Closed theim4you closed 1 year ago
Hi there.
Please check the pytorch document of F.kl_div (be careful whether there is log or not), optimizing this one equals to operating on dot product.
Please read our paper carefully, we already mention we approximate the whole dataset by the mini-batch, which is in the upper bound derivation section.
I think my reply is fairly clear, thus I close this issue.
Hi Shiqi,
Thanks you very much for providing code and congratulations on your paper acceptance!
After reading the loss function part, I could not find how the code reflects Eq.5 of paper. Please correct me if I miss anything:
First, the first term of Eq.5 is consistency between local neighbours. I understand you use a memory bank to save softmax outputs, and then get K neighbours.

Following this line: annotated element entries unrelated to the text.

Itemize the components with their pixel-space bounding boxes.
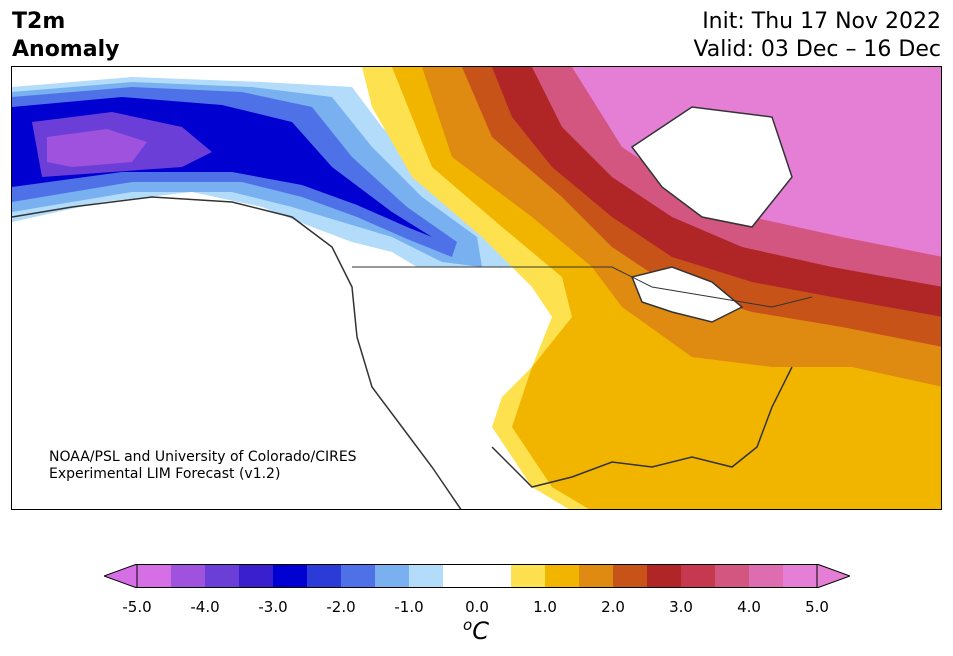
colorbar-bin	[171, 564, 206, 588]
colorbar-over-arrow	[816, 564, 850, 588]
colorbar-unit: oC	[463, 616, 489, 645]
colorbar-border	[136, 564, 818, 588]
colorbar-bin	[783, 564, 818, 588]
hudson-bay	[630, 106, 793, 228]
colorbar-tick-label: -3.0	[258, 598, 288, 616]
forecast-credit: NOAA/PSL and University of Colorado/CIRE…	[49, 449, 357, 483]
colorbar-tick-label: -2.0	[326, 598, 356, 616]
colorbar-tick-label: 4.0	[737, 598, 761, 616]
anomaly-map	[12, 67, 941, 509]
great-lakes	[630, 266, 744, 323]
colorbar-bin	[477, 564, 512, 588]
colorbar-bin	[749, 564, 784, 588]
valid-date: Valid: 03 Dec – 16 Dec	[693, 37, 941, 62]
colorbar-under-arrow	[104, 564, 138, 588]
credit-line-1: NOAA/PSL and University of Colorado/CIRE…	[49, 449, 357, 465]
title-line-2: Anomaly	[12, 37, 120, 62]
colorbar-bin	[273, 564, 308, 588]
cold-anomaly-alaska-core	[47, 129, 147, 167]
colorbar-bin	[613, 564, 648, 588]
colorbar-bin	[443, 564, 478, 588]
unit-label: C	[472, 617, 489, 645]
colorbar-bin	[647, 564, 682, 588]
title-line-1: T2m	[12, 9, 66, 34]
colorbar-tick-label: -4.0	[190, 598, 220, 616]
colorbar-bin	[239, 564, 274, 588]
colorbar-bin	[681, 564, 716, 588]
colorbar-bin	[545, 564, 580, 588]
colorbar-tick-label: 2.0	[601, 598, 625, 616]
colorbar-bin	[375, 564, 410, 588]
colorbar-bin	[307, 564, 342, 588]
date-info: Init: Thu 17 Nov 2022 Valid: 03 Dec – 16…	[693, 8, 941, 64]
colorbar-bin	[137, 564, 172, 588]
colorbar-bin	[511, 564, 546, 588]
colorbar-bin	[409, 564, 444, 588]
colorbar-bin	[205, 564, 240, 588]
colorbar-tick-label: -1.0	[394, 598, 424, 616]
colorbar-bin	[579, 564, 614, 588]
colorbar-tick-label: -5.0	[122, 598, 152, 616]
colorbar-tick-label: 1.0	[533, 598, 557, 616]
colorbar	[104, 564, 850, 588]
map-panel: NOAA/PSL and University of Colorado/CIRE…	[11, 66, 942, 510]
colorbar-bin	[715, 564, 750, 588]
gulf-coastline	[491, 366, 793, 488]
colorbar-bin	[341, 564, 376, 588]
colorbar-tick-label: 3.0	[669, 598, 693, 616]
init-date: Init: Thu 17 Nov 2022	[702, 9, 941, 34]
pacific-coastline	[12, 196, 462, 509]
colorbar-tick-label: 5.0	[805, 598, 829, 616]
colorbar-tick-label: 0.0	[465, 598, 489, 616]
unit-superscript: o	[463, 616, 473, 634]
credit-line-2: Experimental LIM Forecast (v1.2)	[49, 466, 281, 482]
map-title: T2m Anomaly	[12, 8, 119, 64]
us-canada-border	[352, 266, 813, 308]
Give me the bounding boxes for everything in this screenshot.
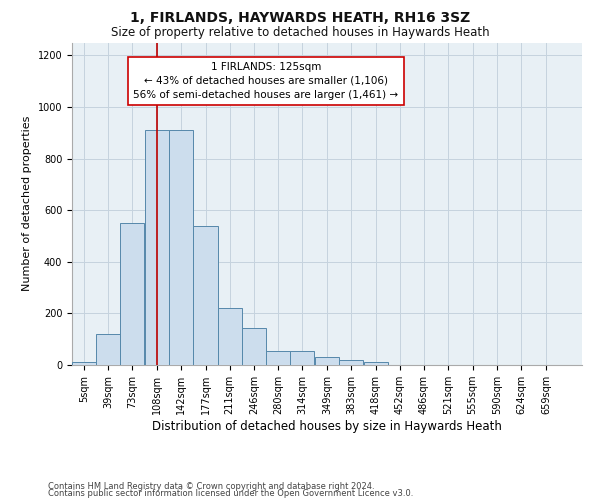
Text: Contains public sector information licensed under the Open Government Licence v3: Contains public sector information licen… [48,490,413,498]
Text: 1, FIRLANDS, HAYWARDS HEATH, RH16 3SZ: 1, FIRLANDS, HAYWARDS HEATH, RH16 3SZ [130,11,470,25]
Bar [96,334,120,365]
Bar [145,130,169,365]
Bar [290,351,314,365]
Bar [169,130,193,365]
Bar [218,308,242,365]
Bar [193,226,218,365]
Bar [72,362,96,365]
Bar [242,328,266,365]
Bar [266,351,290,365]
Bar [120,223,144,365]
Bar [364,362,388,365]
Text: 1 FIRLANDS: 125sqm
← 43% of detached houses are smaller (1,106)
56% of semi-deta: 1 FIRLANDS: 125sqm ← 43% of detached hou… [133,62,398,100]
Text: Size of property relative to detached houses in Haywards Heath: Size of property relative to detached ho… [110,26,490,39]
Bar [339,360,363,365]
Bar [315,358,339,365]
X-axis label: Distribution of detached houses by size in Haywards Heath: Distribution of detached houses by size … [152,420,502,433]
Y-axis label: Number of detached properties: Number of detached properties [22,116,32,292]
Text: Contains HM Land Registry data © Crown copyright and database right 2024.: Contains HM Land Registry data © Crown c… [48,482,374,491]
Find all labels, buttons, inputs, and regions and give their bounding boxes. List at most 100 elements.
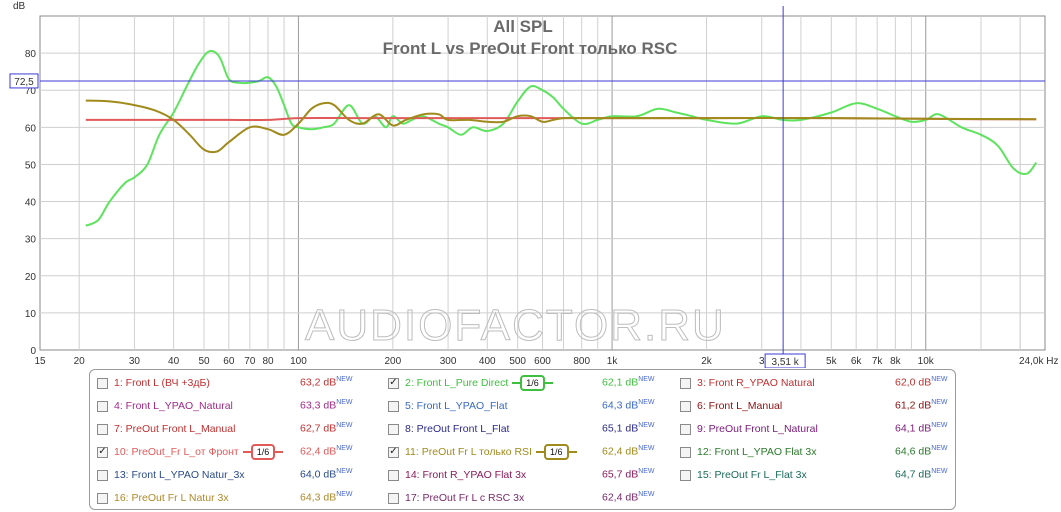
y-tick-label: 0 <box>30 346 36 357</box>
legend-checkbox-10[interactable]: ✓ <box>97 446 108 458</box>
legend-label: 8: PreOut Front L_Flat <box>405 423 510 435</box>
legend-panel: 1: Front L (ВЧ +3дБ) 63,2 dBNEW ✓ 2: Front … <box>89 369 956 510</box>
y-tick-label: 80 <box>25 49 37 60</box>
x-tick-label: 10k <box>918 356 935 367</box>
x-tick-label: 400 <box>479 356 496 367</box>
smoothing-line-left <box>242 451 251 453</box>
legend-item-2[interactable]: ✓ 2: Front L_Pure Direct 1/6 <box>388 374 553 392</box>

https://github.com/Albert0147/AaD_SFDA/blob/9a4c8bf9bfb6ab0800be55163c82d8ee71e7e6be/tar_adaptation.py#L316
However, I cannot find the connection between KlD loss and the first term in Eq.5
https://github.com/Albert0147/AaD_SFDA/blob/9a4c8bf9bfb6ab0800be55163c82d8ee71e7e6be/tar_adaptation.py#L320
This line of code does not equal to the first term of Eq.5. I am confused by this, please help me solve this.
Second, for the second term, it is to disperse the prediction of potential dissimilar features. However, your code does not reflect this thing.
https://github.com/Albert0147/AaD_SFDA/blob/9a4c8bf9bfb6ab0800be55163c82d8ee71e7e6be/tar_adaptation.py#L330
Given a test sample, this line of code regards the rest of samples in the batch as background. This is also not equal to the definition of background set in the paper.
This work claims that "provide a surprisingly simple solution for source-free domain adaptation, which is an upperbound of the proposed clustering objective". Therefore, I expect the code corresponds to equation.
Please help me address the concern, and correct my if I misunderstand anything.